Le Nobel d’économie dépensera son prix « irrationnellement »
Un spécialiste américain des comportements économiques lauréat
STOCKHOLM, Suède | (AFP) Le prix Nobel d’économie a été attribué hier à l’américain Richard Thaler, père de la méthode dite du « coup de pouce » censée corriger les comportements irrationnels des consommateurs, contribuables ou investisseurs.
Professeur à l’université de Chicago, véritable pépinière de lauréats Nobel dans cette discipline, Richard Thaler, 72 ans, s’est spécialisé dans l’analyse des comportements économiques, qu’il s’agisse de faire ses courses au supermarché ou de placer des milliards sur les marchés financiers.
Il a montré comment certaines caractéristiques humaines, comme les limites de la rationalité et les préférences sociales, « affectent systématiquement les décisions individuelles et les orientations des marchés », a expliqué Göran Hansson, le secrétaire général de l’académie royale des sciences de Suède qui décerne le prix.

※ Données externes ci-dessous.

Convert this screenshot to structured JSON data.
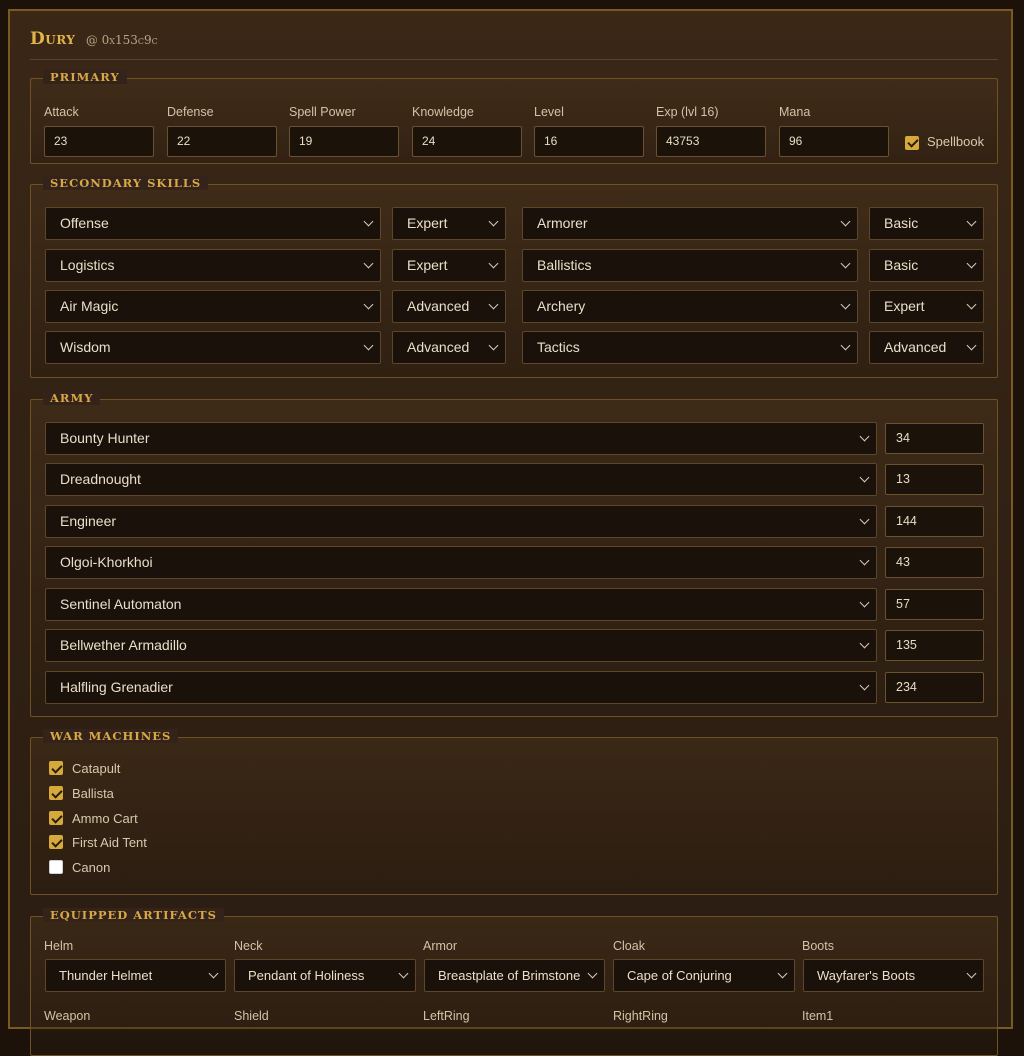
{
  "hero": {
    "name": "Dury",
    "address": "@ 0x153c9c"
  },
  "primary": {
    "legend": "PRIMARY",
    "stats": [
      {
        "label": "Attack",
        "value": "23"
      },
      {
        "label": "Defense",
        "value": "22"
      },
      {
        "label": "Spell Power",
        "value": "19"
      },
      {
        "label": "Knowledge",
        "value": "24"
      },
      {
        "label": "Level",
        "value": "16"
      },
      {
        "label": "Exp (lvl 16)",
        "value": "43753"
      },
      {
        "label": "Mana",
        "value": "96"
      }
    ],
    "spellbook_label": "Spellbook",
    "spellbook_checked": true
  },
  "secondary": {
    "legend": "SECONDARY SKILLS",
    "skills": [
      {
        "name": "Offense",
        "level": "Expert"
      },
      {
        "name": "Armorer",
        "level": "Basic"
      },
      {
        "name": "Logistics",
        "level": "Expert"
      },
      {
        "name": "Ballistics",
        "level": "Basic"
      },
      {
        "name": "Air Magic",
        "level": "Advanced"
      },
      {
        "name": "Archery",
        "level": "Expert"
      },
      {
        "name": "Wisdom",
        "level": "Advanced"
      },
      {
        "name": "Tactics",
        "level": "Advanced"
      }
    ]
  },
  "army": {
    "legend": "ARMY",
    "units": [
      {
        "name": "Bounty Hunter",
        "count": "34"
      },
      {
        "name": "Dreadnought",
        "count": "13"
      },
      {
        "name": "Engineer",
        "count": "144"
      },
      {
        "name": "Olgoi-Khorkhoi",
        "count": "43"
      },
      {
        "name": "Sentinel Automaton",
        "count": "57"
      },
      {
        "name": "Bellwether Armadillo",
        "count": "135"
      },
      {
        "name": "Halfling Grenadier",
        "count": "234"
      }
    ]
  },
  "war_machines": {
    "legend": "WAR MACHINES",
    "items": [
      {
        "label": "Catapult",
        "checked": true
      },
      {
        "label": "Ballista",
        "checked": true
      },
      {
        "label": "Ammo Cart",
        "checked": true
      },
      {
        "label": "First Aid Tent",
        "checked": true
      },
      {
        "label": "Canon",
        "checked": false
      }
    ]
  },
  "artifacts": {
    "legend": "EQUIPPED ARTIFACTS",
    "slots": [
      {
        "label": "Helm",
        "value": "Thunder Helmet"
      },
      {
        "label": "Neck",
        "value": "Pendant of Holiness"
      },
      {
        "label": "Armor",
        "value": "Breastplate of Brimstone"
      },
      {
        "label": "Cloak",
        "value": "Cape of Conjuring"
      },
      {
        "label": "Boots",
        "value": "Wayfarer's Boots"
      }
    ],
    "next_row_labels": [
      "Weapon",
      "Shield",
      "LeftRing",
      "RightRing",
      "Item1"
    ]
  },
  "colors": {
    "accent": "#d9a843",
    "panel_border": "#7a5a22",
    "checkbox_on": "#d6aa3a"
  }
}
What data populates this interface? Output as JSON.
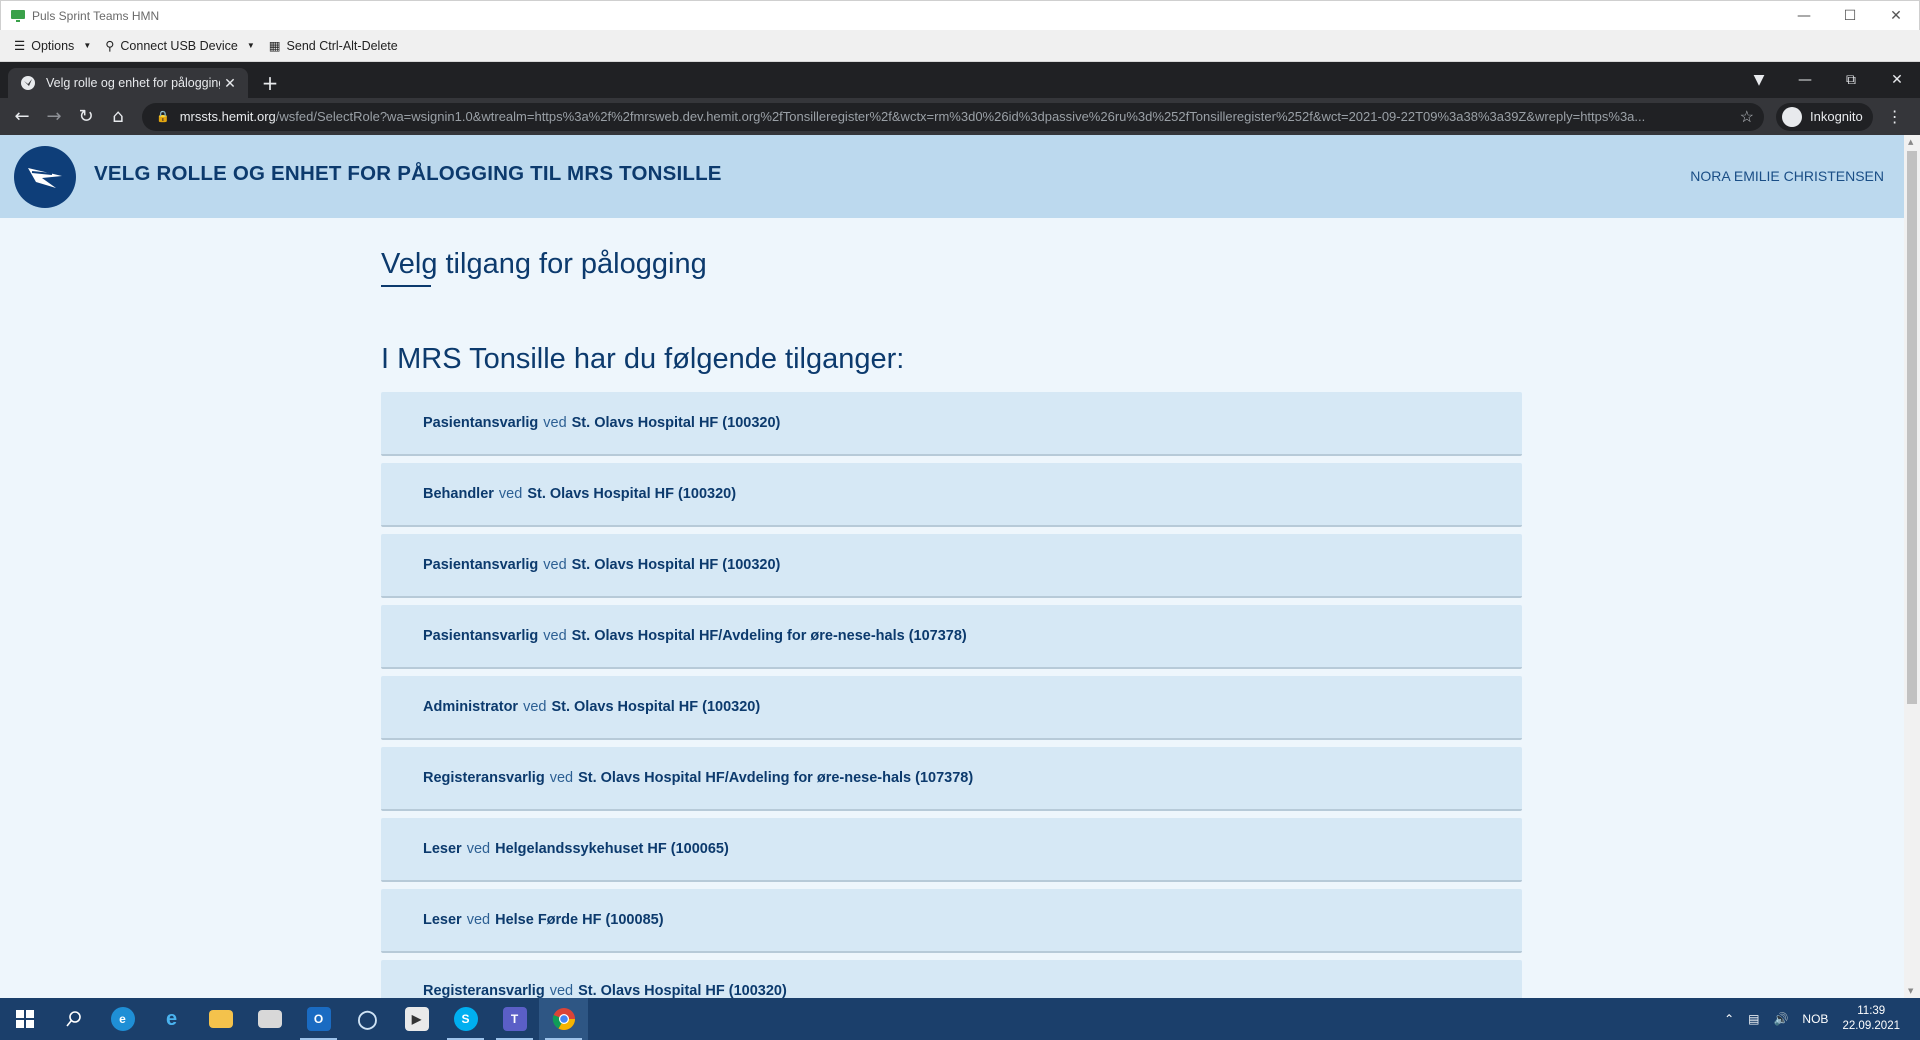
{
  "vdi": {
    "title": "Puls Sprint Teams HMN",
    "toolbar": {
      "options_label": "Options",
      "usb_label": "Connect USB Device",
      "cad_label": "Send Ctrl-Alt-Delete"
    }
  },
  "browser": {
    "tab_title": "Velg rolle og enhet for pålogging",
    "url_host": "mrssts.hemit.org",
    "url_path": "/wsfed/SelectRole?wa=wsignin1.0&wtrealm=https%3a%2f%2fmrsweb.dev.hemit.org%2fTonsilleregister%2f&wctx=rm%3d0%26id%3dpassive%26ru%3d%252fTonsilleregister%252f&wct=2021-09-22T09%3a38%3a39Z&wreply=https%3a...",
    "incognito_label": "Inkognito"
  },
  "site": {
    "header_title": "VELG ROLLE OG ENHET FOR PÅLOGGING TIL MRS TONSILLE",
    "user_name": "NORA EMILIE CHRISTENSEN",
    "page_heading": "Velg tilgang for pålogging",
    "section_heading": "I MRS Tonsille har du følgende tilganger:",
    "ved": "ved",
    "roles": [
      {
        "role": "Pasientansvarlig",
        "unit": "St. Olavs Hospital HF (100320)"
      },
      {
        "role": "Behandler",
        "unit": "St. Olavs Hospital HF (100320)"
      },
      {
        "role": "Pasientansvarlig",
        "unit": "St. Olavs Hospital HF (100320)"
      },
      {
        "role": "Pasientansvarlig",
        "unit": "St. Olavs Hospital HF/Avdeling for øre-nese-hals (107378)"
      },
      {
        "role": "Administrator",
        "unit": "St. Olavs Hospital HF (100320)"
      },
      {
        "role": "Registeransvarlig",
        "unit": "St. Olavs Hospital HF/Avdeling for øre-nese-hals (107378)"
      },
      {
        "role": "Leser",
        "unit": "Helgelandssykehuset HF (100065)"
      },
      {
        "role": "Leser",
        "unit": "Helse Førde HF (100085)"
      },
      {
        "role": "Registeransvarlig",
        "unit": "St. Olavs Hospital HF (100320)"
      }
    ]
  },
  "taskbar": {
    "language": "NOB",
    "time": "11:39",
    "date": "22.09.2021"
  },
  "colors": {
    "header_bg": "#bcd9ee",
    "page_bg": "#eef6fc",
    "role_bg": "#d6e8f5",
    "text_primary": "#0c3a6d",
    "taskbar_bg": "#1b3f6b"
  }
}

Joint par l’académie, M. Thaler, qui va empocher 9 millions de couronnes suédoises (1,4 M$), s’est dit « très heureux » et a promis « de dépenser son prix de la façon la plus irrationnelle possible ».
Diplômé de l’université de Rochester (États-unis), Richard Thaler a notamment théorisé le concept de « comptabilité mentale » expliquant la façon dont les individus « simplifient la prise de décision en matière financière en créant des cases séparées dans leur tête, en se concentrant sur l’impact de chaque décision individuelle plutôt que sur l’effet global ». Au risque de se tromper.
M. Thaler, dont le patronyme est un homophone de « thaler », l’ancienne monnaie européenne qui a donné le mot « dollar », a aussi étudié l’aversion aux pertes ou à la dépossession en mettant en évidence le fait que « les individus accordent une plus grande valeur à une chose s’ils la possèdent que s’ils ne la possèdent pas ».
« COUP DE POUCE »
« L’homo oeconomicus » serait donc bourré de défauts : dès lors, comment les corriger sans restreindre la liberté de choix, un droit fondamental dans nos sociétés?
Il suffit, avance Richard Thaler, de lui donner, un « coup de pouce », équivalent du terme anglais « nudge » désormais entré dans le vocabulaire courant des sciences économiques.
Dans un essai coécrit avec un juriste de Harvard, Cass R. Sunstein, l’économiste défend de fait une forme d’intervention « douce », autrement appelée « paternalisme libéral » : l’individu reste libre d’agir, mais est incité à prendre un chemin plutôt qu’un autre.
L’aéroport d’amsterdam, aux Pays-bas, a ainsi eu l’idée d’apposer des autocollants en forme de mouche au fond des urinoirs, afin d’inviter les hommes à viser juste, et limiter les dépenses de nettoyage. Résultat : les projections ont diminué de 80 %.
L’ancien premier ministre britannique David Cameron s’est aussi inspiré de cette théorie avec l’objectif de mieux utiliser l’argent des contribuables.
Baptisée « Nudge unit », l’équipe « Behavioral insights » créée pour l’occasion, a ainsi lancé une politique visant à infléchir l’attitude des Britanniques, autant en matière fiscale que dans la lutte contre le tabagisme.
DOMINATION AMÉRICAINE
Issu de l’école de Chicago, un courant de pensée libéral porté par Milton Friedman, le lauréat confirme l’écrasante domination des Américains, primés 57 fois sur un total de 79 lauréats. Ce chiffre comprend des binationaux, comme le lauréat de 2015, Angus Deaton, un Britannique ayant pris la nationalité américaine.